Imagination et pensée au XVIIème siècle

Problématique : L'imagination, ennemie ou alliée de la raison ?

Séance 01

Imagination et raison

Lecture

Que nous disent ces deux textes sur l'imagination ?

Pistes

Explication

Quelle image de l'imagination Pascal donne-t-il dans ce texte ?

Document A

Quel esprit ne bat la campagne ?1

Qui ne fait châteaux en Espagne ?

Picrochole2, Pyrrhus3, la Laitière, enfin tous,

Autant les sages que les fous ?

Chacun songe en veillant, il n'est rien de plus doux :

Une flatteuse erreur emporte alors nos âmes :

Tout le bien du monde est à nous,

Tous les honneurs, toutes les femmes.

Quand je suis seul, je fais au plus brave un défi ;

Je m'écarte, je vais détrôner le Sophi4 ;

On m'élit roi, mon peuple m'aime ;

Les diadèmes vont sur ma tête pleuvant :

Quelque accident fait-il que je rentre en moi-même ;

Je suis gros Jean comme devant.

Jean de La Fontaine, Fables, VII, 9, 1678.

Document B

Assurons nous bien du fait, avant de nous inquiéter de la cause. Il est vrai que cette méthode est bien lente pour la plupart des gens, qui courent naturellement à la cause, et passent par-dessus la vérité du fait ; mais enfin nous éviterons le ridicule d'avoir trouvé la cause de ce qui n'est point.

Ce malheur arriva si plaisamment sur la fin du siècle passé à quelques savants d'Allemagne, que je ne puis m'empêcher d'en parler ici.

En 1593, le bruit courut que les dents étant tombées à un enfant de Silésie, âgé de sept ans, il lui en était venu une d'or, à la place d'une de ses grosses dents.
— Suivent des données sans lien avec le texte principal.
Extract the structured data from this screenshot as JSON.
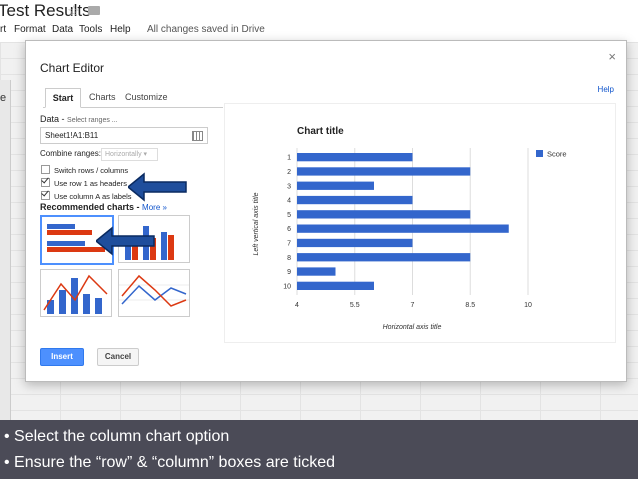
{
  "app": {
    "doc_title": "Test Results",
    "star_icon": "star-icon",
    "folder_icon": "folder-icon",
    "menu": [
      "rt",
      "Format",
      "Data",
      "Tools",
      "Help"
    ],
    "save_status": "All changes saved in Drive",
    "row_marker": "e"
  },
  "dialog": {
    "title": "Chart Editor",
    "close": "×",
    "help": "Help",
    "tabs": [
      {
        "label": "Start",
        "active": true
      },
      {
        "label": "Charts",
        "active": false
      },
      {
        "label": "Customize",
        "active": false
      }
    ],
    "data_label": "Data -",
    "data_sublabel": "Select ranges ...",
    "range_value": "Sheet1!A1:B11",
    "combine_label": "Combine ranges:",
    "combine_value": "Horizontally",
    "checkboxes": [
      {
        "label": "Switch rows / columns",
        "checked": false
      },
      {
        "label": "Use row 1 as headers",
        "checked": true
      },
      {
        "label": "Use column A as labels",
        "checked": true
      }
    ],
    "recommended_label": "Recommended charts -",
    "more_link": "More »",
    "buttons": {
      "insert": "Insert",
      "cancel": "Cancel"
    }
  },
  "chart_data": {
    "type": "bar",
    "orientation": "horizontal",
    "title": "Chart title",
    "xlabel": "Horizontal axis title",
    "ylabel": "Left vertical axis title",
    "categories": [
      "1",
      "2",
      "3",
      "4",
      "5",
      "6",
      "7",
      "8",
      "9",
      "10"
    ],
    "series": [
      {
        "name": "Score",
        "values": [
          7,
          8.5,
          6,
          7,
          8.5,
          9.5,
          7,
          8.5,
          5,
          6
        ],
        "color": "#3366cc"
      }
    ],
    "xlim": [
      4,
      10
    ],
    "xticks": [
      "4",
      "5.5",
      "7",
      "8.5",
      "10"
    ],
    "grid": true,
    "legend": "right"
  },
  "caption": {
    "line1": "Select the column chart option",
    "line2": "Ensure the “row” & “column” boxes are ticked"
  },
  "colors": {
    "bar": "#3366cc",
    "accent": "#4d90fe",
    "red": "#dc3912",
    "caption_bg": "#4b4b57"
  }
}
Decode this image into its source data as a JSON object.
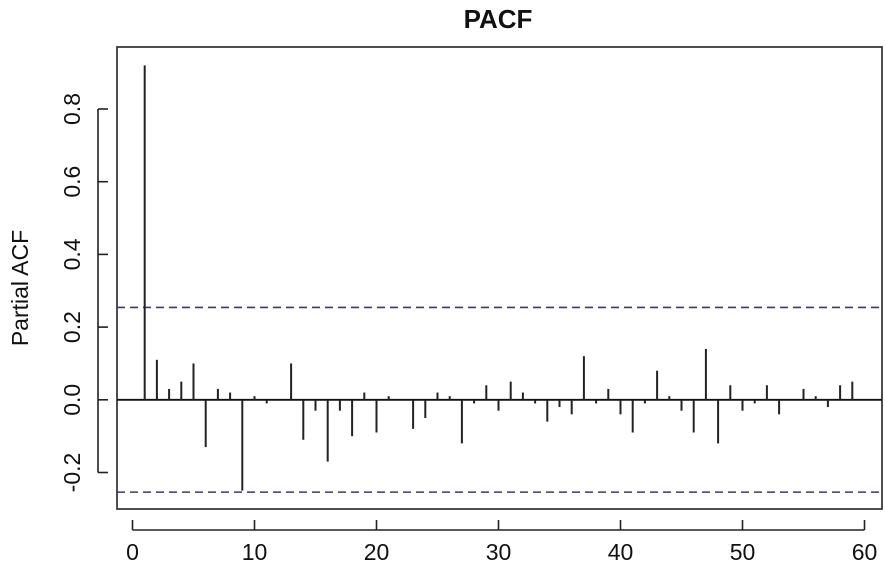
{
  "chart_data": {
    "type": "bar",
    "title": "PACF",
    "xlabel": "",
    "ylabel": "Partial ACF",
    "xlim": [
      -1,
      61
    ],
    "ylim": [
      -0.3,
      0.95
    ],
    "x_ticks": [
      0,
      10,
      20,
      30,
      40,
      50,
      60
    ],
    "x_tick_labels": [
      "0",
      "10",
      "20",
      "30",
      "40",
      "50",
      "60"
    ],
    "y_ticks": [
      -0.2,
      0.0,
      0.2,
      0.4,
      0.6,
      0.8
    ],
    "y_tick_labels": [
      "-0.2",
      "0.0",
      "0.2",
      "0.4",
      "0.6",
      "0.8"
    ],
    "confidence_bound": 0.254,
    "grid": false,
    "colors": {
      "bars": "#222222",
      "confidence_lines": "#3a3a70",
      "zero_line": "#111111"
    },
    "lags": [
      1,
      2,
      3,
      4,
      5,
      6,
      7,
      8,
      9,
      10,
      11,
      12,
      13,
      14,
      15,
      16,
      17,
      18,
      19,
      20,
      21,
      22,
      23,
      24,
      25,
      26,
      27,
      28,
      29,
      30,
      31,
      32,
      33,
      34,
      35,
      36,
      37,
      38,
      39,
      40,
      41,
      42,
      43,
      44,
      45,
      46,
      47,
      48,
      49,
      50,
      51,
      52,
      53,
      54,
      55,
      56,
      57,
      58,
      59
    ],
    "values": [
      0.92,
      0.11,
      0.03,
      0.05,
      0.1,
      -0.13,
      0.03,
      0.02,
      -0.25,
      0.01,
      -0.01,
      0.0,
      0.1,
      -0.11,
      -0.03,
      -0.17,
      -0.03,
      -0.1,
      0.02,
      -0.09,
      0.01,
      0.0,
      -0.08,
      -0.05,
      0.02,
      0.01,
      -0.12,
      -0.01,
      0.04,
      -0.03,
      0.05,
      0.02,
      -0.01,
      -0.06,
      -0.02,
      -0.04,
      0.12,
      -0.01,
      0.03,
      -0.04,
      -0.09,
      -0.01,
      0.08,
      0.01,
      -0.03,
      -0.09,
      0.14,
      -0.12,
      0.04,
      -0.03,
      -0.01,
      0.04,
      -0.04,
      0.0,
      0.03,
      0.01,
      -0.02,
      0.04,
      0.05
    ]
  }
}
Horatius, professeur en médecine à l'université de Helmstad, écrivit, en 1595, l'histoire de cette dent, et prétendit qu'elle était en partie naturelle, en partie miraculeuse, et qu'elle avait été envoyée de Dieu à cet enfant pour consoler les chrétiens affligés par les Turcs. Figurez vous quelle consolation, et quel rapport de cette dent aux chrétiens, et aux Turcs. En la même année, afin que cette dent d'or ne manquât pas d'historiens, Rullandus en écrit encore l'histoire. Deux ans après, Ingolsteterus, autre savant, écrit contre le sentiment que Rullandus avait de la dent d'or, et Rullandus fait aussitôt une belle et docte réplique. Un autre grand homme, nommé Libavius, ramasse tout ce qui avait été dit sur la dent, et y ajoute son sentiment particulier. Il ne manquait autre chose à tant de beaux ouvrages, sinon qu'il fût vrai que la dent était d'or. Quand un orfèvre l'eût examinée, il se trouva que c'était une feuille d'or appliquée à la dent avec beaucoup d'adresse ; mais on commença par faire des livres, et puis on consulta l'orfèvre.
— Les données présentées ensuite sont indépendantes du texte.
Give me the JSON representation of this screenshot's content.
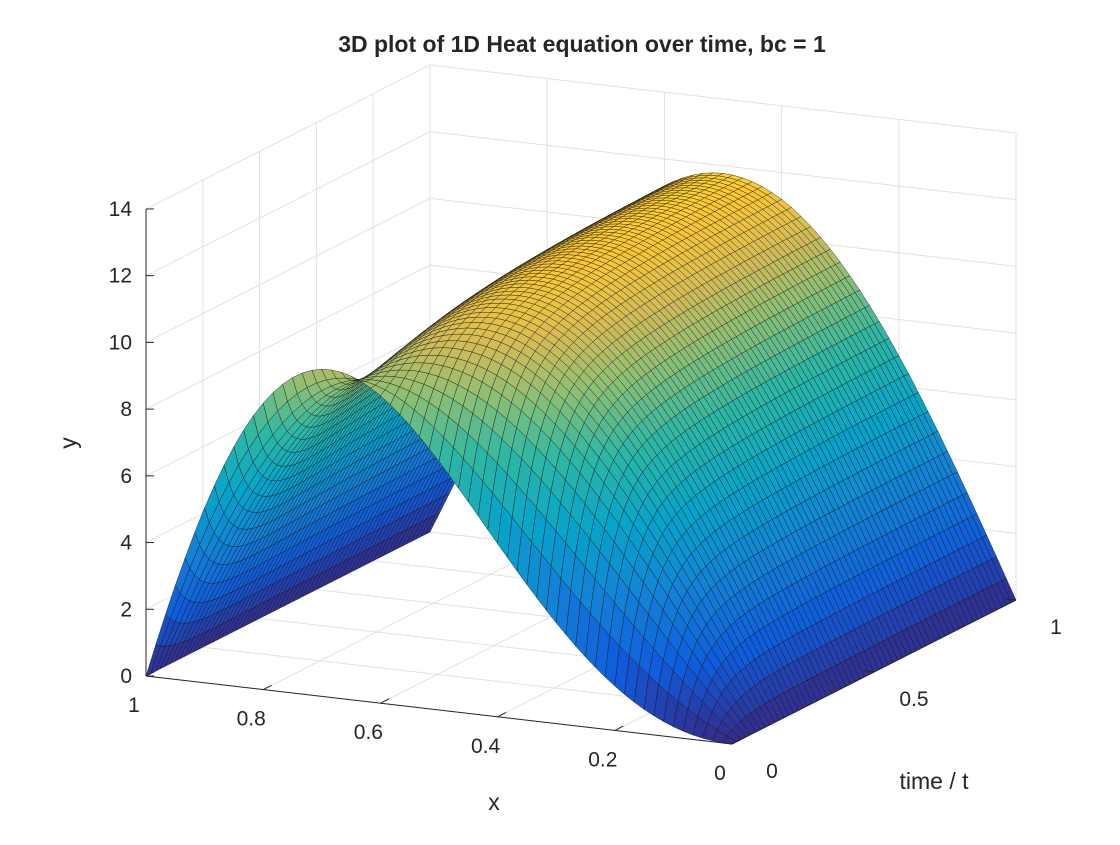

Rien n'est plus naturel que d'en faire autant sur toutes sortes de matières. Je ne suis pas si convaincu de notre ignorance par les choses qui sont, et dont la raison nous est inconnue, que par celles qui ne sont point, et dont nous trouvons la raison. Cela veut dire que non seulement nous n'avons pas les principes qui mènent au vrai, mais que nous en avons d'autres qui s'accommodent très bien avec le faux.
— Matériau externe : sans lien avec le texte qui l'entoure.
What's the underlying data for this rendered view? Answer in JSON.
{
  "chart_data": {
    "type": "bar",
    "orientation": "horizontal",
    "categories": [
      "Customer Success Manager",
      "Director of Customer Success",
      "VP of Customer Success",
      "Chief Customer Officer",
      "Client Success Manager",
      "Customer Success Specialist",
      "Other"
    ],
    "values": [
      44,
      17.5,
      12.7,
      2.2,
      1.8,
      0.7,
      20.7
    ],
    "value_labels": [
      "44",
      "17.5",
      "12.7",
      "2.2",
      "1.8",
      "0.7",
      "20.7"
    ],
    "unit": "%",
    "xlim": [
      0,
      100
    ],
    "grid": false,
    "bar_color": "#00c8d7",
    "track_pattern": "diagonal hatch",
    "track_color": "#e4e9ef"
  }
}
Fontenelle, Histoire des Oracles, 1687.

Le plus étrange effet de la force de l'imagination est la crainte déréglée de l'apparition des esprits, des sortilèges ; des caractères, des charmes, des lycanthropes ou loups-garous, et généralement de tout ce qu'on s'imagine dépendre de la puissance du démon.

Il n'y a rien de plus terrible ni qui effraie davantage l'esprit, ou qui produise dans le cerveau des vestiges plus profonds, que l'idée d'une puissance invisible qui ne pense qu'à nous nuire, et à laquelle on ne peut résister. Tous les discours qui réveillent cette idée sont toujours écoutés avec crainte et curiosité. Les hommes, s'attachant a tout ce qui est extraordinaire, se font un plaisir bizarre de raconter ces histoires surprenantes et prodigieuses de la puissance et de la malice des sorciers, à épouvanter les autres et à s'épouvanter eux-mêmes. Ainsi il ne faut pas s'étonner si les sorciers sont si communs en certains pays, où la créance du sabbat est trop enracinée ; où tous les contes les plus extravagants des sortilèges, sont écoutés connue des histoires authentiques ; et où l'on brûle comme des sorciers véritables les fous et les visionnaires dont l'imagination a été déréglée, autant pour le moins par le récit de ces contes, que par la corruption de leur cœur.

Je sais bien que quelques personnes trouveront à redire, que j'attribue la plupart des sorcelleries à la force de l'imagination, parce que je sais que les hommes aiment qu'on leur donne de la crainte ; qu'ils se fâchent contre ceux qui veulent les désabuser ; et qu'ils ressemblent aux malades par imagination, qui écoutent avec respect, et qui exécutent fidèlement les ordonnances des médecins, qui leur pronostiquent des accidents funestes. Les superstitions ne se détruisent pas facilement, et on ne les attaque pas sans trouver un grand nombre de défenseurs ; et cette inclination à croire aveuglément toutes les rêveries des démonographes, est produite et entretenue par la même cause, qui rend opiniâtres les superstitieux, comme il est assez facile de le prouver.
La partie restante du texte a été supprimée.